“Don't you have to work tomorrow?”
“Nope. Job site's shut down until Tuesday.”
“I wish Hallam's was shut down, too, but it's not.”
“Call in sick. Tell old man Hallam you've got the flu or something.”
Mom was right: Same old Chet Bracco, no sense of responsibility. When he wanted something—or somebody—he told lies and made excuses so he could get it, and he thought everybody else should do the same. “I don't know,” she said. “I don't think so. Besides, Mom wouldn't like it.”
“Lot of things your mom doesn't like. Me included.” He laughed. “We'd really like you to come, princess. I know how much you love the Dunes.”

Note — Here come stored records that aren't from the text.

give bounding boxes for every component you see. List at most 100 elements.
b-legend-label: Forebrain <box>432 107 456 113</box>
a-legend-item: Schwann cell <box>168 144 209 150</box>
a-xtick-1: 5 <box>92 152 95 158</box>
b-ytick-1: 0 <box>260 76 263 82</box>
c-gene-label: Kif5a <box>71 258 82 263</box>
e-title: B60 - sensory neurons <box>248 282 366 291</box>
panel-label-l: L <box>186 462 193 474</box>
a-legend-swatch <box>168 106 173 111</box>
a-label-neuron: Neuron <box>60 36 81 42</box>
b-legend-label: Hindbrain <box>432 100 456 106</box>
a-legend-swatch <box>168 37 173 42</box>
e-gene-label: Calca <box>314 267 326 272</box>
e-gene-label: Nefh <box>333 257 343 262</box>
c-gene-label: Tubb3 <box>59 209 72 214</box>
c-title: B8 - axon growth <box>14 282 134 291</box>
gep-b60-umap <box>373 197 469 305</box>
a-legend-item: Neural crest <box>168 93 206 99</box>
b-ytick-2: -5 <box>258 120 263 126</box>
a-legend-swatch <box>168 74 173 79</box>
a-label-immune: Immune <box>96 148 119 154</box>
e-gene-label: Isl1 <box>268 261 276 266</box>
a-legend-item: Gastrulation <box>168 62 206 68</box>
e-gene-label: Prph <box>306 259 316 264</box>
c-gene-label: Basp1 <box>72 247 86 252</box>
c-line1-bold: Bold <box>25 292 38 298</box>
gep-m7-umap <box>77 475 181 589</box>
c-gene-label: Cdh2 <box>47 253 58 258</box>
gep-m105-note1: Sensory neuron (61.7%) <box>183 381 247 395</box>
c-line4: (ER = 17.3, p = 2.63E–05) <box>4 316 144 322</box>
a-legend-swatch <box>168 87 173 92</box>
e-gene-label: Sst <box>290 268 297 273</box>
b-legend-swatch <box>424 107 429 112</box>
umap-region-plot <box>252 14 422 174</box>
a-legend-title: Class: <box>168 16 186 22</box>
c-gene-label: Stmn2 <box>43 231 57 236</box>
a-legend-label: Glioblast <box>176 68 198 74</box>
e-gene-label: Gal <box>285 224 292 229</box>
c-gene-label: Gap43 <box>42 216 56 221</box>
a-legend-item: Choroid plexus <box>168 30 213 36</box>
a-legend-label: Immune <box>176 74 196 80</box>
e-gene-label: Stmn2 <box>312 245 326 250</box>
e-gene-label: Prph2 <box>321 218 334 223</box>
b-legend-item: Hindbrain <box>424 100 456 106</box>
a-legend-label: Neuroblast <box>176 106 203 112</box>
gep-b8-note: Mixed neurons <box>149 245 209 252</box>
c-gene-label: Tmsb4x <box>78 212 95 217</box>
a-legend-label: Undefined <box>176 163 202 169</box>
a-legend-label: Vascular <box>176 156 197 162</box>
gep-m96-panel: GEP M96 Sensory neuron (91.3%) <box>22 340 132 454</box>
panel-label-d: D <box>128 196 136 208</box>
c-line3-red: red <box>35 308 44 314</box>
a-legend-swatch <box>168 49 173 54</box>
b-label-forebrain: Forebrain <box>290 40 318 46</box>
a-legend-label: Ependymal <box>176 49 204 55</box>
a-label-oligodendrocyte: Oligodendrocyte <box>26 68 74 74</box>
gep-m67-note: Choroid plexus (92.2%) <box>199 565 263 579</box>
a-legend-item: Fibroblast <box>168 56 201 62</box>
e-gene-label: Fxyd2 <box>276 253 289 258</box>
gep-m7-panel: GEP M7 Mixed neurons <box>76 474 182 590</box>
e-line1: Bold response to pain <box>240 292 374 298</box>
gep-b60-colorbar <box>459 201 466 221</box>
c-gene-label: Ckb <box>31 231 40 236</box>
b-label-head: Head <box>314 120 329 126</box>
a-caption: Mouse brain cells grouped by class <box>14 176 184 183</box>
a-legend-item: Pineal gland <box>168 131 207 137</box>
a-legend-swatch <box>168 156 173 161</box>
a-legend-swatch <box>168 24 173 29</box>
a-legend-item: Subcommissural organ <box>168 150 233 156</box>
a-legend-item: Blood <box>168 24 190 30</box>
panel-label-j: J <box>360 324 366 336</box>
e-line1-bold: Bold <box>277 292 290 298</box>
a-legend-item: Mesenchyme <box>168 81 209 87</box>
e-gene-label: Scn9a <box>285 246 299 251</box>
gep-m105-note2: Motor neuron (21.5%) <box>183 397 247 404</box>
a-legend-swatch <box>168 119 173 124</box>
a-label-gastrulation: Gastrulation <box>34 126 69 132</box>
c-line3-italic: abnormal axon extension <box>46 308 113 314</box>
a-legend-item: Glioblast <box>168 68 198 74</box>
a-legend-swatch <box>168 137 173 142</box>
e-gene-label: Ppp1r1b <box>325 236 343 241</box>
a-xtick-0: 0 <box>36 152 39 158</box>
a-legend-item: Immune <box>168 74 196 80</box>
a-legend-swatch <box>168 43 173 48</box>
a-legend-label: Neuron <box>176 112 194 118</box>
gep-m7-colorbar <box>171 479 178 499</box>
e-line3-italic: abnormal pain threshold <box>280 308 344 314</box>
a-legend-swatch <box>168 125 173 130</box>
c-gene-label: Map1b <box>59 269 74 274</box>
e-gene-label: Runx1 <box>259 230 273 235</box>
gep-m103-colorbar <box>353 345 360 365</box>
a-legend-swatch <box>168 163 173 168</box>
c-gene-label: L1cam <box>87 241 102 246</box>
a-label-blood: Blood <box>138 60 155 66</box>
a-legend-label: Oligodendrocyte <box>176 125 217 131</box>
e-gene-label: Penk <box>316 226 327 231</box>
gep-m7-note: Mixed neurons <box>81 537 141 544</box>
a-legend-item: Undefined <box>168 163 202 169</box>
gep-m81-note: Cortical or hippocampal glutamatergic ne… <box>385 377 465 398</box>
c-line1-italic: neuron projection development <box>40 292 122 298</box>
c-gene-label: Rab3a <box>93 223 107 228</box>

She did love the Dunes. The cottage was on a remote part of the Mendocino coast, near Manchester State Beach. Nothing much around it but sand dunes and ocean for miles and miles. Supposed to be part of a big development twenty years ago, like Sea Ranch; streets had been laid out, all paved, with names and signposts, but most of them didn't lead anywhere because the developer had gone broke after putting up just a few cottages. The Dunes was set off by itself, on high ground so you had a view of the ocean, with the nearest neighbor several hundred yards away. Funky and kind of eerie, especially in foggy or rainy weather. Not a place you wanted to live in year round—you'd be bored out of your skull after a while—but for a few days or even a week it was super fine. Walk on the beach, read, or just sit and think, and nobody around to hassle you.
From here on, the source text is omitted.